Burchill taught at A&M's nuclear engineering department from 1982 to 1983, but he returned in 2003 when he was appointed department head from 2003 to 2007.
"This was a very exciting time," Burchill said, "because President Gates got authorization and funding from the legislature for the faculty reinvestment program. We increased faculty university-wide by 25 percent. Seven new faculty were added to the nuclear department. It was very, very exciting for me to recruit, bring them in, and get their labs set up."
During that period the student population increased from 160 to 200 for undergraduates and from 70 to 100 for graduates.

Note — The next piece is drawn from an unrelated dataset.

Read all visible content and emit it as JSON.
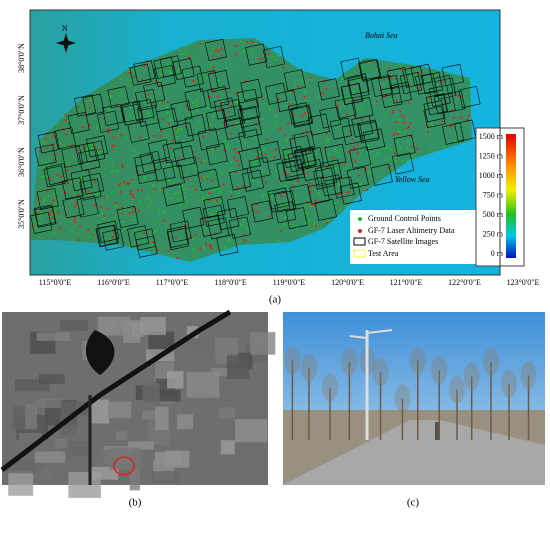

Kolin Loveless, a senior mechanical engineering major, met Burchill at A&M's 2008 SCONA Conference, where Burchill volunteered as a discussion facilitator.
"He is one of the most well-informed individuals I have ever interacted with," Loveless said, "As a facilitator he was able to keep us on-task and focused. He stressed the importance of keeping stationary power generation and transportation fuels separate. There was a professional side to him, but also a warm and caring side. Burchill struck me as an ordinary, personable man who has done extraordinary things."
Mark Browning, a senior nuclear engineering major, said that when Burchill was at A&M, he hosted an annual party at his house for all of the nuclear engineering students. Browning said that part of Burchill's legacy is that the nuclear engineering department has continued to attract more students and faculty.
"I got into nuclear engineering because it is a growing field. In the past three years, my major has been fun, exciting, and difficult all at the same time. I will be back for grad school next year," Browning said.
Burchill said that at one point, combustion engineering had 19 orders for new reactors, but over time all but three of those were canceled.
Burchill said that there are a lot of mechanisms which ANS can utilize to get the word out about the benefits of nuclear power, which he said is the best way to generate electricity now and in the future.
"Worldwide, there are 35 different plants under construction," Burchill said. "The largest announced programs are in China where 200 new reactors have been filed for out of 400 reactors planned to build worldwide."
"Seventeen U.S. based utilities announced plans for 33 plants, half of those have been filed with the regulatory agencies and the permitting process is underway," Burchill said. "What is necessary is for the first several of these new plants to achieve their advertised financial goals, which all indicators show that this should be the case. The financial and political communities will be waiting to see if this can be done successfully."
The sticky issue of nuclear waste is something that has been known and addressed for decades, Burchill said.
"It decays and isn't there forever. The ultimate disposal which is agreed upon worldwide is geological repositories. The long-term disposal site for the U.S. is in Nevada," he said. "Curiously, there has been a lot of obstruction from politicians in Nevada led by Sen. [Harry] Reid.
What people fail to realize is that immediately next door in New Mexico, the military has been operating one for eight years successfully with no complaint."
As ANS President, Burchill said he appreciates the opportunity to interact with a wide variety of professionals in his field.
"I have had meetings with Congressional staff members and the state department," he said. "I have traveled internationally and had some interaction with the International Atomic Agency - it is exciting to exchange ideas with people at these levels."